Buyers are finally taking a shine to "scratch-and-dent" loans and other nonperforming residential real estate assets, with sellers at long last happy to accommodate them.
Several major banks, including Citigroup Inc., GMAC Inc. and Wells Fargo & Co. have sold portfolios of nonperforming residential loans in the past three months, according to numerous buyers and companies that facilitate loan sales.
"Banks are aggressively attacking nonperforming assets," said David Tobin, a principal at Mission Capital Advisors LLC, a New York investment bank that is one of five advisers on loan sales to the Federal Deposit Insurance Corp.
"Prices are more realistic, buyers are more comfortable and the discount that existed last year because of the liquidity crisis is gone."
To be sure, the government's announcement Friday of major changes to its Home Affordable Modification Program could have an adverse effect on pricing if buyers are somehow forced to offer modifications, extended foreclosure time lines or otherwise are restricted in liquidating properties, said Derek Katz, a managing director at Mountain View Capital Group LLC, a Denver hedge fund.
Wells Fargo has no plans to sell Hamp loans. Teri Schrettenbrunner, a Wells Fargo spokeswoman, said the bank has only sold nonperforming loans that are 120 days past due and where the borrower either could not be reached or opted not to work with Wells on a loan modification.
GMAC declined to comment for this story. Citigroup did not return calls seeking comment.
Banks that have been recapitalized through the government's Troubled Asset Relief Program are selling off legacy loans with the intent of rebuilding their mortgage businesses with a cleaner slate. Though the government originally had planned to buy up illiquid assets from financial companies, banks had been loath to sell at huge discounts.
But sitting on nonperforming loans has strained banks' balance sheets, restricting lending.
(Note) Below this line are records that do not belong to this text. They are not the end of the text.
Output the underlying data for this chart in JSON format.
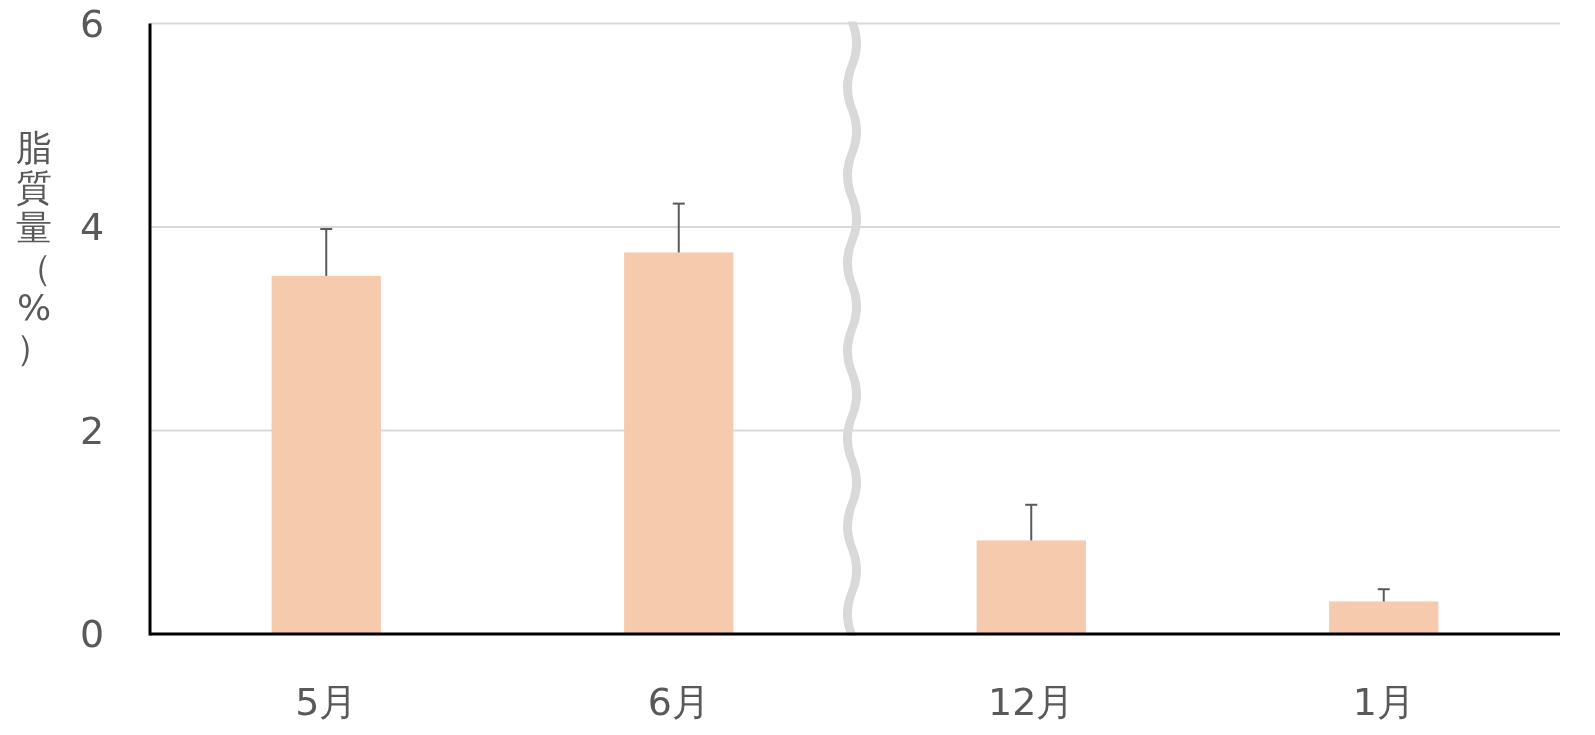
{
  "chart_data": {
    "type": "bar",
    "ylabel": "脂質量（%）",
    "categories": [
      "5月",
      "6月",
      "12月",
      "1月"
    ],
    "values": [
      3.52,
      3.75,
      0.92,
      0.32
    ],
    "errors": [
      [
        3.52,
        3.98
      ],
      [
        3.75,
        4.23
      ],
      [
        0.92,
        1.27
      ],
      [
        0.32,
        0.44
      ]
    ],
    "color": "#f6caad",
    "ylim": [
      0,
      6
    ],
    "yticks": [
      0,
      2,
      4,
      6
    ],
    "grid": "y"
  }
}
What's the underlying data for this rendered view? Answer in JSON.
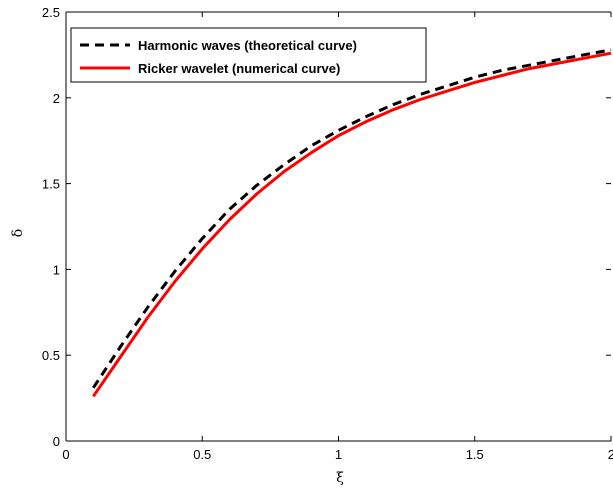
{
  "chart_data": {
    "type": "line",
    "title": "",
    "xlabel": "ξ",
    "ylabel": "δ",
    "xlim": [
      0,
      2
    ],
    "ylim": [
      0,
      2.5
    ],
    "xticks": [
      0,
      0.5,
      1,
      1.5,
      2
    ],
    "xtick_labels": [
      "0",
      "0.5",
      "1",
      "1.5",
      "2"
    ],
    "yticks": [
      0,
      0.5,
      1,
      1.5,
      2,
      2.5
    ],
    "ytick_labels": [
      "0",
      "0.5",
      "1",
      "1.5",
      "2",
      "2.5"
    ],
    "grid": false,
    "legend_position": "top-left",
    "series": [
      {
        "name": "Harmonic waves (theoretical curve)",
        "color": "#000000",
        "style": "dashed",
        "x": [
          0.1,
          0.2,
          0.3,
          0.4,
          0.5,
          0.6,
          0.7,
          0.8,
          0.9,
          1.0,
          1.1,
          1.2,
          1.3,
          1.4,
          1.5,
          1.6,
          1.7,
          1.8,
          1.9,
          2.0
        ],
        "y": [
          0.31,
          0.55,
          0.78,
          0.99,
          1.18,
          1.35,
          1.49,
          1.61,
          1.72,
          1.81,
          1.89,
          1.96,
          2.02,
          2.07,
          2.12,
          2.16,
          2.19,
          2.22,
          2.25,
          2.28
        ]
      },
      {
        "name": "Ricker wavelet (numerical curve)",
        "color": "#ff0000",
        "style": "solid",
        "x": [
          0.1,
          0.2,
          0.3,
          0.4,
          0.5,
          0.6,
          0.7,
          0.8,
          0.9,
          1.0,
          1.1,
          1.2,
          1.3,
          1.4,
          1.5,
          1.6,
          1.7,
          1.8,
          1.9,
          2.0
        ],
        "y": [
          0.26,
          0.49,
          0.72,
          0.93,
          1.12,
          1.29,
          1.44,
          1.57,
          1.68,
          1.78,
          1.86,
          1.93,
          1.99,
          2.04,
          2.09,
          2.13,
          2.17,
          2.2,
          2.23,
          2.26
        ]
      }
    ]
  }
}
And many banks have put aside reserves over the past six quarters to mark down assets to prices where they could finally be cleared.
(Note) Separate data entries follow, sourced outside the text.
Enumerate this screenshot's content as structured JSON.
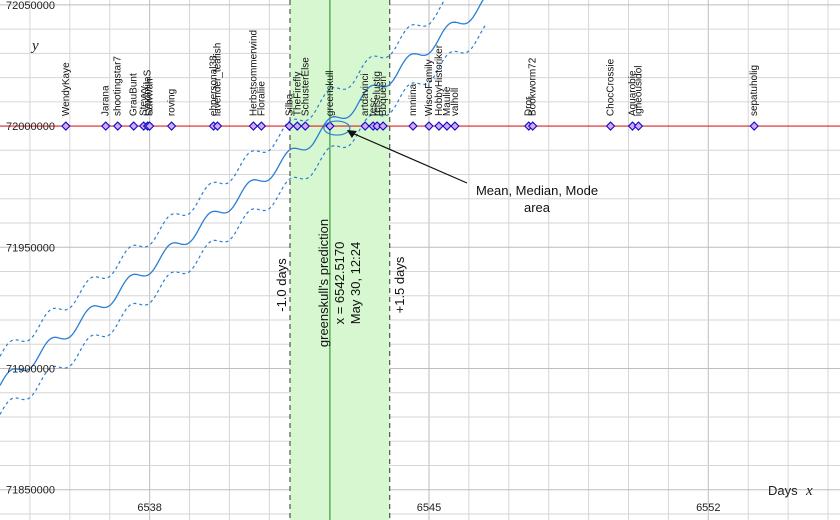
{
  "chart_data": {
    "type": "scatter",
    "xlabel": "x",
    "xunit": "Days",
    "ylabel": "y",
    "xlim": [
      6534.25,
      6555.3
    ],
    "ylim": [
      71837500,
      72052000
    ],
    "x_ticks": [
      6538,
      6545,
      6552
    ],
    "y_ticks": [
      71850000,
      71900000,
      71950000,
      72000000,
      72050000
    ],
    "target_y": 72000000,
    "predictions": [
      {
        "name": "WendyKaye",
        "x": 6535.9
      },
      {
        "name": "Jarana",
        "x": 6536.9
      },
      {
        "name": "shootingstar7",
        "x": 6537.2
      },
      {
        "name": "GrauBunt",
        "x": 6537.6
      },
      {
        "name": "Stevyy",
        "x": 6537.85
      },
      {
        "name": "LyudmilaS",
        "x": 6537.95
      },
      {
        "name": "Sawwah",
        "x": 6538.0
      },
      {
        "name": "roving",
        "x": 6538.55
      },
      {
        "name": "ehpersonal38",
        "x": 6539.6
      },
      {
        "name": "lavender_teafish",
        "x": 6539.7
      },
      {
        "name": "Herbstsommerwind",
        "x": 6540.6
      },
      {
        "name": "Floraliie",
        "x": 6540.8
      },
      {
        "name": "Silba",
        "x": 6541.5
      },
      {
        "name": "TheFirefly",
        "x": 6541.7
      },
      {
        "name": "SchusterElse",
        "x": 6541.9
      },
      {
        "name": "greenskull",
        "x": 6542.517
      },
      {
        "name": "artdavinci",
        "x": 6543.4
      },
      {
        "name": "tesc",
        "x": 6543.6
      },
      {
        "name": "reiselustig",
        "x": 6543.7
      },
      {
        "name": "Bbqueen",
        "x": 6543.85
      },
      {
        "name": "nnniina",
        "x": 6544.6
      },
      {
        "name": "WiscoFamily",
        "x": 6545.0
      },
      {
        "name": "HobbyHistoriker",
        "x": 6545.25
      },
      {
        "name": "Maulie",
        "x": 6545.45
      },
      {
        "name": "valholl",
        "x": 6545.65
      },
      {
        "name": "Dror",
        "x": 6547.5
      },
      {
        "name": "Bookworm72",
        "x": 6547.6
      },
      {
        "name": "ChocCrossie",
        "x": 6549.55
      },
      {
        "name": "Aguarobie",
        "x": 6550.1
      },
      {
        "name": "igneousidol",
        "x": 6550.25
      },
      {
        "name": "sepatuholig",
        "x": 6553.15
      }
    ],
    "highlight": {
      "name": "greenskull",
      "x": 6542.517,
      "band_start": 6541.517,
      "band_end": 6544.017,
      "line1": "greenskull's prediction",
      "line2": "x = 6542.5170",
      "line3": "May 30, 12:24",
      "minus_label": "-1.0 days",
      "plus_label": "+1.5 days"
    },
    "annotation": {
      "text_line1": "Mean, Median, Mode",
      "text_line2": "area",
      "target_x": 6542.517,
      "target_y": 72000000
    },
    "trend": {
      "x_start": 6534.25,
      "x_end": 6546.5,
      "y_start": 71893000,
      "slope": 13000,
      "offset": 12000,
      "wave_amplitude": 2800,
      "wave_period": 1.0
    },
    "colors": {
      "target_line": "#e02020",
      "trend": "#2a7fd4",
      "marker_stroke": "#1010c0",
      "marker_fill": "#d8a8ff",
      "band_fill": "#d6f7d0",
      "band_line": "#3a9a3a",
      "grid": "#d6d6d6"
    }
  }
}
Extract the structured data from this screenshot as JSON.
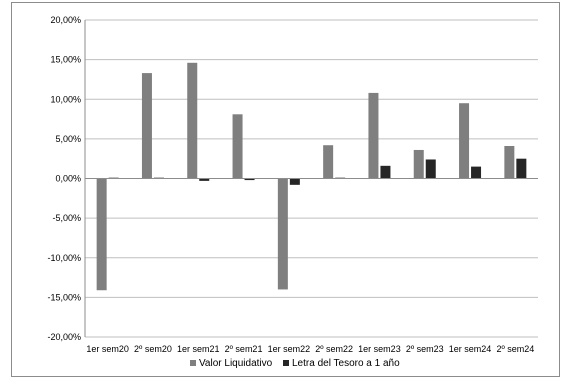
{
  "chart_data": {
    "type": "bar",
    "categories": [
      "1er sem20",
      "2º sem20",
      "1er sem21",
      "2º sem21",
      "1er sem22",
      "2º sem22",
      "1er sem23",
      "2º sem23",
      "1er sem24",
      "2º sem24"
    ],
    "series": [
      {
        "name": "Valor Liquidativo",
        "color": "#7f7f7f",
        "values": [
          -14.1,
          13.3,
          14.6,
          8.1,
          -14.0,
          4.2,
          10.8,
          3.6,
          9.5,
          4.1
        ]
      },
      {
        "name": "Letra del Tesoro a 1 año",
        "color": "#262626",
        "values": [
          0.1,
          0.1,
          -0.3,
          -0.2,
          -0.8,
          0.1,
          1.6,
          2.4,
          1.5,
          2.5
        ]
      }
    ],
    "ylim": [
      -20,
      20
    ],
    "ytick_step": 5,
    "ytick_labels": [
      "-20,00%",
      "-15,00%",
      "-10,00%",
      "-5,00%",
      "0,00%",
      "5,00%",
      "10,00%",
      "15,00%",
      "20,00%"
    ],
    "grid": true,
    "legend_position": "bottom"
  }
}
Jon Daurio, the chairman and chief executive of Kondaur Capital Corp., a Santa Ana, Calif., investment firm that buys mortgages, said banks have recognized enough income in the past year that they are now more comfortable taking haircuts on loan sales.
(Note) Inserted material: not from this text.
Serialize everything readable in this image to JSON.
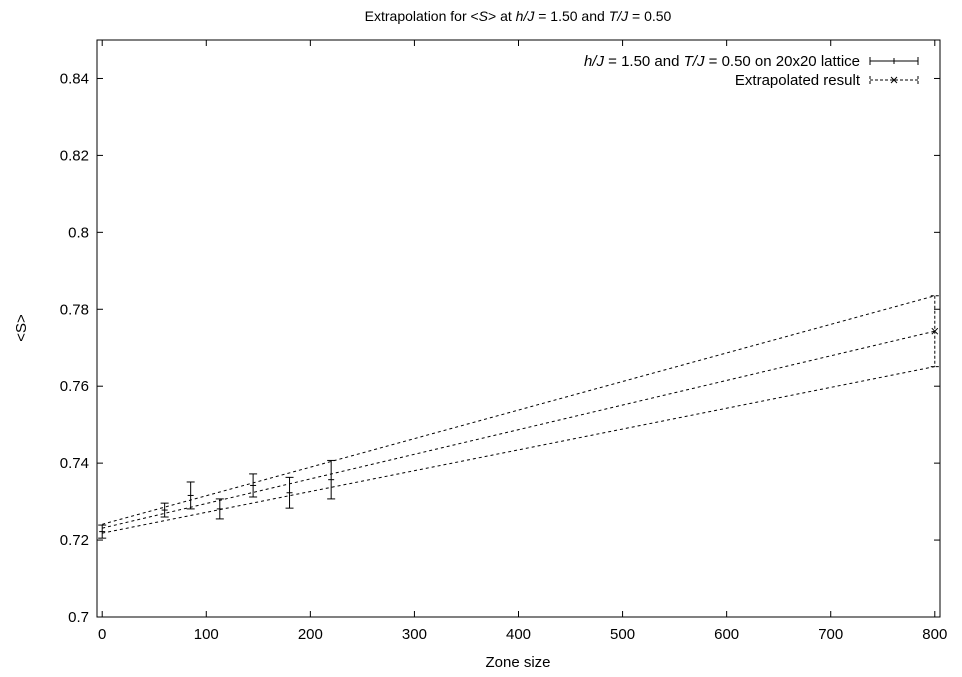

"They can now afford to take the capital hit," he said. "The government has taken steps to delay the true marking-to-market of loans in their inventory, and now when they sell, they can afford to take the loss."
The market for distressed loans covers a wide spectrum of mortgages, from performing loans that may have underwriting glitches and been repurchased from Fannie Mae or Freddie Mac, to loans where the borrower has defaulted. Many investors who bought assets from 2005 to 2008 got burned and were unable to sell.
The market for scratch-and-dent loans themselves is opaque because banks and other financial institutions do not want to "air their dirty laundry," Tobin said. "Nobody wants to see their underwear hanging on the clothesline."
Scott Everett, the president of Supreme Lending, a Dallas mortgage bank, said he was "stunned" when he recently sold a scratch-and-dent loan for 85 cents on the dollar — he estimated that it would have fetched 30 cents a year ago.
"It wasn't that the loan was any worse but rather that the market didn't want that type of loan," Everett said.
Prices vary depending on several characteristics, including year of origination (2007 was the worst vintage), location and borrower.
As bids for performing loans come in at 75 cents to 82 cents on the dollar, up from 55 cents to 65 cents a year ago, nonperforming first-lien assets are trading at 60 cents to 70 cents on the dollar versus as low as 35 cents to 40 cents a year ago.
"We've finally gotten to the point where sellers are getting optimal value, and the buy side has the opportunity to make strong returns," Katz said.
Some buyers have incentives beyond "buy low, sell high."
Many private-equity and hedge funds were formed last year to take part in the Public-Private Investment Program,, which was supposed to have involved the government in providing liquidity to facilitate toxic-asset sales.
And special servicers need to buy bad loans to feed their shops.
Other buyers are banks trading the toxic loans they originated to buy more recent loans.
"The loans written since 2009 have been really clean loans, so banks are cleaning up their bad debt and buying performing," Everett said.
A possible bottoming in some of the worst housing markets (Phoenix and Las Vegas, for example, but not Florida) has been bullish for sentiment.
Kingsley Greenland, the president and CEO of Debt Exchange Inc., a loan-sale advisory firm, said prices have gone up about 10% since late 2008 and "volumes are up substantially" since the first half of last year. The housing markets "are no longer in free fall," he said. "Everybody feels we're at the bottom so prices have bounced back up."
There is no guarantee that housing prices will not fall further. "When you're dealing with the resolution of an asset that could be worth less a year from now, you're obviously not going to make money on it," Daurio said. "Time is not necessarily on our side."